Unsupervised methods¶

In this lesson, we'll cover unsupervised computational text anlalysis approaches. The central methods covered are TF-IDF and Topic Modeling. Both of these are common approachs in the social sciences and humanities.

DTM/TF-IDF

Topic modeling

Today you will¶

Understand the DTM and why it's important to text analysis
Learn how to create a DTM in Python
Learn basic functionality of Python's package scikit-learn
Understand tf-idf scores
Learn a simple way to identify distinctive words
Implement a basic topic modeling algorithm and learn how to tweak it
In the process, gain more familiarity and comfort with the Pandas package and manipulating data

Time¶

Teaching: 30 minutes
Exercises: 30 minutes

Key Jargon¶

Document Term Matrix:
- a matrix that describes the frequency of terms that occur in a collection of documents. In a document-term matrix, rows correspond to documents in the collection and columns correspond to terms.
TF-IDF Scores:
- short for term frequency–inverse document frequency, is a numerical statistic that is intended to reflect how important a word is to a document in a collection or corpus.
Topic Modeling:
- A general class of statistical models that uncover abstract topics within a text. It uses the co-occurrence of words within documents, compared to their distribution across documents, to uncover these abstract themes. The output is a list of weighted words, which indicate the subject of each topic, and a weight distribution across topics for each document.
LDA:
- Latent Dirichlet Allocation. A particular model for topic modeling. It does not take document order into account, unlike other topic modeling algorithms.

DTM/TF-IDF ¶

In this lesson we will use Python's scikit-learn package learn to make a document term matrix from a .csv Music Reviews dataset (collected from MetaCritic.com). We will then use the DTM and a word weighting technique called tf-idf (term frequency inverse document frequency) to identify important and discriminating words within this dataset (utilizing the Pandas package). The illustrating question: what words distinguish reviews of Rap albums, Indie Rock albums, and Jazz albums?

In [ ]:

import os
import numpy as np
import pandas as pd

DATA_DIR = '../data'
music_fname = 'music_reviews.csv'
music_fname = os.path.join(DATA_DIR, music_fname)

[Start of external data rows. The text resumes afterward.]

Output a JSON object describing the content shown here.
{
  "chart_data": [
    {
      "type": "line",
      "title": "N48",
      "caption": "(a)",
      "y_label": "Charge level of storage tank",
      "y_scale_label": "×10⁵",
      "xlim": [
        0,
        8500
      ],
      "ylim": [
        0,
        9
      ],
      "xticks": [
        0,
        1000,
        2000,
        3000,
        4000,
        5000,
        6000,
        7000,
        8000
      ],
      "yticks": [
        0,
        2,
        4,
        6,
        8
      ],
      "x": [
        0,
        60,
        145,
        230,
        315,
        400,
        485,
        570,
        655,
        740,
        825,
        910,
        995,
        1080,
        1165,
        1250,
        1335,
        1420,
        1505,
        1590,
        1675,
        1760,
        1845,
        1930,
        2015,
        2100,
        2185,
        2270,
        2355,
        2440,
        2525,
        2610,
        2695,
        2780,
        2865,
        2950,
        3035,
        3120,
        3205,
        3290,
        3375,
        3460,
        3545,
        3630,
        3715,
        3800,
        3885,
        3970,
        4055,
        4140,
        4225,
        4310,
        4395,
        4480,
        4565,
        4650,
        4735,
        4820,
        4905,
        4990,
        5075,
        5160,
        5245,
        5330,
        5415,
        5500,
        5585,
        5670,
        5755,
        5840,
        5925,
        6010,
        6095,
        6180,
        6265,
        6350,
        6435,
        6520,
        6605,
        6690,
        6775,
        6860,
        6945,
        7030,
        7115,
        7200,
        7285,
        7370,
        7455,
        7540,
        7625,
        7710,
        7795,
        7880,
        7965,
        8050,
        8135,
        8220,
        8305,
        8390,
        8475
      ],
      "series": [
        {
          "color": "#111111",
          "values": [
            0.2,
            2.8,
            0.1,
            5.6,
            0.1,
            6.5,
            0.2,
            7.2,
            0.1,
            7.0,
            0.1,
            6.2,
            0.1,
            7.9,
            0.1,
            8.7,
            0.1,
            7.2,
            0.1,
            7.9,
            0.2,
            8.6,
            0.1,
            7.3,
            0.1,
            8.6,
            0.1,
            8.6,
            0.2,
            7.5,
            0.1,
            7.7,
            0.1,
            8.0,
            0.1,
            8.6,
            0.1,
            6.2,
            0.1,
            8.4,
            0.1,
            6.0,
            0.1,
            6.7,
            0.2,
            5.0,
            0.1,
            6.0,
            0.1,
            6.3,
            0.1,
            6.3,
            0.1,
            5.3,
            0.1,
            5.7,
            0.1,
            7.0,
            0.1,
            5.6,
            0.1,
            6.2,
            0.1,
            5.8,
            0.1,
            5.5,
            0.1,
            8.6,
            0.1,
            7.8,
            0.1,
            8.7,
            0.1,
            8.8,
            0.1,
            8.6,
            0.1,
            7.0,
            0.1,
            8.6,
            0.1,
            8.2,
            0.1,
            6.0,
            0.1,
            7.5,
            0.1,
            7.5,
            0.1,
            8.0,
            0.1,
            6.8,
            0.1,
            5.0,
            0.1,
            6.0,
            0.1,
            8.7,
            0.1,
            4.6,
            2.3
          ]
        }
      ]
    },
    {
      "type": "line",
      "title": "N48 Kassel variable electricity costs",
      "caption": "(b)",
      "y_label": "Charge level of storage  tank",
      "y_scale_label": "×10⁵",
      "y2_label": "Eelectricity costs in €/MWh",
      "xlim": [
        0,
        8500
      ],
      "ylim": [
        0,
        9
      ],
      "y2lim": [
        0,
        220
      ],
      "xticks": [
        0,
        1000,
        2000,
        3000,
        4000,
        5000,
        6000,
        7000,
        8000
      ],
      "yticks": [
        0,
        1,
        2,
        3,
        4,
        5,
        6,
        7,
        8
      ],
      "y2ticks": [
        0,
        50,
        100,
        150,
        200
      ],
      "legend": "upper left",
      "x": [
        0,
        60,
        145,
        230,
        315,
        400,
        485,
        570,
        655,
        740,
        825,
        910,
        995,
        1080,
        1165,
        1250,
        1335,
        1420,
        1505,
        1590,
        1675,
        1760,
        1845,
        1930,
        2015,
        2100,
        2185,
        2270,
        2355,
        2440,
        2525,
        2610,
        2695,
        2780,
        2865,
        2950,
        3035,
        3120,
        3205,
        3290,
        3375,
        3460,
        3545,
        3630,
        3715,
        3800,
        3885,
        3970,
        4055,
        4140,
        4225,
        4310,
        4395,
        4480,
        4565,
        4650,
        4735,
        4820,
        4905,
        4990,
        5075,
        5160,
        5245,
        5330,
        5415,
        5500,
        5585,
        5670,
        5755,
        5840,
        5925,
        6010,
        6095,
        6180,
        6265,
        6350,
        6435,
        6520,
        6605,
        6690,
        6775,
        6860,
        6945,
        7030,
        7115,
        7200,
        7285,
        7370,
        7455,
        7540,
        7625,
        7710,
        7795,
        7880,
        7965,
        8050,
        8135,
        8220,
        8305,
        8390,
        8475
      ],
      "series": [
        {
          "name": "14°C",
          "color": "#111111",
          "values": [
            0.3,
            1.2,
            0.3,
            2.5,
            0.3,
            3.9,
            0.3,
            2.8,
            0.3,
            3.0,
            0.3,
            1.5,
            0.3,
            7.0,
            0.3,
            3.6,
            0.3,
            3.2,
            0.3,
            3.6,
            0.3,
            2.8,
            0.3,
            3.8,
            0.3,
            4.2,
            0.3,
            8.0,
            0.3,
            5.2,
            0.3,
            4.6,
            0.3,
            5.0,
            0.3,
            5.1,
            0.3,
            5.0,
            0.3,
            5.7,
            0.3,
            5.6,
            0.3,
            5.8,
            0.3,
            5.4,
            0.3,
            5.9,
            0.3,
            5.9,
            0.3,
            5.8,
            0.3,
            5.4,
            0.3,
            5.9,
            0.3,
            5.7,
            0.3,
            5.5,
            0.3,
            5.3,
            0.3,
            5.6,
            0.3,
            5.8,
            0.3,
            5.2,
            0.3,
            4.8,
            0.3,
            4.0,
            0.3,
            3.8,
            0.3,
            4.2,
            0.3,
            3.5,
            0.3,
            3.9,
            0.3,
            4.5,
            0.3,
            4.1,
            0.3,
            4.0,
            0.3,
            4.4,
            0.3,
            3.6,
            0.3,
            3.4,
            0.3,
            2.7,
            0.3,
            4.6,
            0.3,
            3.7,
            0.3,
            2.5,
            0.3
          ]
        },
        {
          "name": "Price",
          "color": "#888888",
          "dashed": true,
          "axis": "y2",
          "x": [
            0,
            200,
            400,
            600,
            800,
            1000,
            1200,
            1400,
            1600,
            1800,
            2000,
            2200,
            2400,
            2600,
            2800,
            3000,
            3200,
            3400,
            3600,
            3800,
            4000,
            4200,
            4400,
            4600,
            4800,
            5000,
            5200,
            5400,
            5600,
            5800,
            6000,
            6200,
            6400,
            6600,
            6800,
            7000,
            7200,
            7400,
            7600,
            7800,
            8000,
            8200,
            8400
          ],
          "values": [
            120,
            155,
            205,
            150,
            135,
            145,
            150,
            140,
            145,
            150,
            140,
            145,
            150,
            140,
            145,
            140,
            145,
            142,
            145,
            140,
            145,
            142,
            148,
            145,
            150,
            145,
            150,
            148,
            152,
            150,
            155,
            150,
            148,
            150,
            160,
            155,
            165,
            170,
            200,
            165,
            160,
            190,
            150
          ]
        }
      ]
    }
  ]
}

First attempt at reading in file¶

In [ ]:

reviews = pd.read_csv(music_fname)
reviews.head()

Challenge¶

Our first attempt at reading in the csv file failed. Why?

In [ ]:

Print the text of the first review.

In [ ]:

print(reviews['body'][0])

Explore the Data using Pandas¶

Let's first look at some descriptive statistics about this dataset, to get a feel for what's in it. We'll do this using the Pandas package.

Note: this is always good practice. It serves two purposes. It checks to make sure your data is correct, and there's no major errors. It also keeps you in touch with your data, which will help with interpretation. <3 your data!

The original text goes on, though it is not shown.